Blank cheque companies, or Spacs, are listed by sponsors — which can range from professional investors such as Bill Ackman to celebrities like US basketball star Shaquille O’Neal — through IPOs. They have no assets or operating record but are instead formed for the sole purpose of making an acquisition. This means investors are betting on the experience of the sponsor and management team to make the Spac a success. It’s a risky proposition but investors have the security of a guarantee that their money will be refunded if no acquisition is made within 18 or 24 months in most cases.
The US is undoubtedly the home of Spacs but last year, there were signs of increasing interest from Asian sponsors in blank cheque companies.

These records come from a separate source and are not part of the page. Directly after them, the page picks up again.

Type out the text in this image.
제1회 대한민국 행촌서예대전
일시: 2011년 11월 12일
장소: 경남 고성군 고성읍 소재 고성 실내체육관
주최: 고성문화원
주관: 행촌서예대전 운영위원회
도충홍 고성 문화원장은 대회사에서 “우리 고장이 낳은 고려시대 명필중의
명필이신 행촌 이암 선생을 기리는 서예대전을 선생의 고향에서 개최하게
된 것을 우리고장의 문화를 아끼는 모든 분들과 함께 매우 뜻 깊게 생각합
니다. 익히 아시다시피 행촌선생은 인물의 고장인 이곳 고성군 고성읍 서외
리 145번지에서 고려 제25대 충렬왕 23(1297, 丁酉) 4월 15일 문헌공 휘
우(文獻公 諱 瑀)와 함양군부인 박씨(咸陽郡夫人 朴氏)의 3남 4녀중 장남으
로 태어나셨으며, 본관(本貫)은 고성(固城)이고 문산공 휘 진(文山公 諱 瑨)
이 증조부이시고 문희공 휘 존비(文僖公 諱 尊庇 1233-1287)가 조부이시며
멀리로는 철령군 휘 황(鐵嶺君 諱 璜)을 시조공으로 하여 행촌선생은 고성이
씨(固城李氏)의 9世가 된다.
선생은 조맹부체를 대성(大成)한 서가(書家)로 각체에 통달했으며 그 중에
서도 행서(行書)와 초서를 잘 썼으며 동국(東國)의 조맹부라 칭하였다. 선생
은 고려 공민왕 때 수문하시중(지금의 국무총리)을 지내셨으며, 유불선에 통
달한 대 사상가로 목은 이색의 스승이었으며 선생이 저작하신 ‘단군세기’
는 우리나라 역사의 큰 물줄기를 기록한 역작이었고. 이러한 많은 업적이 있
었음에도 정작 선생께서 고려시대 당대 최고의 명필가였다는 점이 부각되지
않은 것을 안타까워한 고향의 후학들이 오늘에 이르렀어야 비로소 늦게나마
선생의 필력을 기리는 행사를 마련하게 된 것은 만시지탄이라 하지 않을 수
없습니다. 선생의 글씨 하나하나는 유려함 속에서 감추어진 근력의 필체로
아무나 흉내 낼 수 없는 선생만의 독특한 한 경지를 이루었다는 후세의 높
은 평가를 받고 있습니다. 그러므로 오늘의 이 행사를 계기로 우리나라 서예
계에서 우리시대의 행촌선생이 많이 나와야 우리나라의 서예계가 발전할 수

There has been a subsequent boom of IPOs by Asia-focused Spacs in 2021, with as many as six already listed and more on the way.
All have floated in New York so far.
There are clear opportunities to bring some of the Asia-focused Spacs to list in the region. SGX sees that and is keen to be the frontrunner. But its efforts are unlikely to prove beneficial – at least not in the near term.
The investors, investment bankers and industry veterans behind Asia-focused Spacs have clear reasons to stick to the US for their listings. New York’s stock exchanges give Spacs access to a large and sophisticated investor base that has plenty of experience with the asset class. The deluge of US Spac listings last year, raising around $75bn, is testament to the capital pool blank cheque companies can tap.
Asia has no credible history with Spacs. The only country to try to create a market for the investment vehicle is Malaysia. But following Bursa Malaysia’s first Spac listing in 2011, a heavy-handed regulator and an unsupportive investor base meant there were only four trading by the time Spac Cliq Energy was liquidated in early 2016.
That was a death knell for Malaysia’s Spac experiment.
The other option for a regional Spac hub would be Hong Kong. It is arguably the best candidate, given it already has a large, liquid stock exchange on par with its peers in New York and London, at least in terms of listing volumes.
But the bourse is unlikely to embrace Spacs anytime soon. Spacs are effectively shells that enable a form of ‘backdoor’ listing — a practice where a private company acquires and merges with a company already trading on a stock exchange, becoming automatically included on the exchange while avoiding the IPO process.
Also known as a reverse takeover or reverse merger, they allow a company to circumvent the regulatory scrutiny that is required to get approval for an IPO.
Reverse takeovers have been abused by firms in the past as a way to list second rate assets while avoiding HKEX scrutiny. This has led to the bourse tightening its review of issuers that appear to be shell companies. It has also introduced a regime for delisting such firms.
Given the similarities between shell companies and Spacs, any change to allow the latter will be slow going on the HKEX.
That is good news for Singapore. But the city-state’s exchange will face big hurdles in attracting Spacs, given the SGX is not known for a diverse, liquid IPO market, nor for a deep pool of sophisticated investors like the US.
Its early step towards making Spacs a reality should be applauded — and may serve as an example for other exchanges in the region. But the eventual outcome may well be disappointing.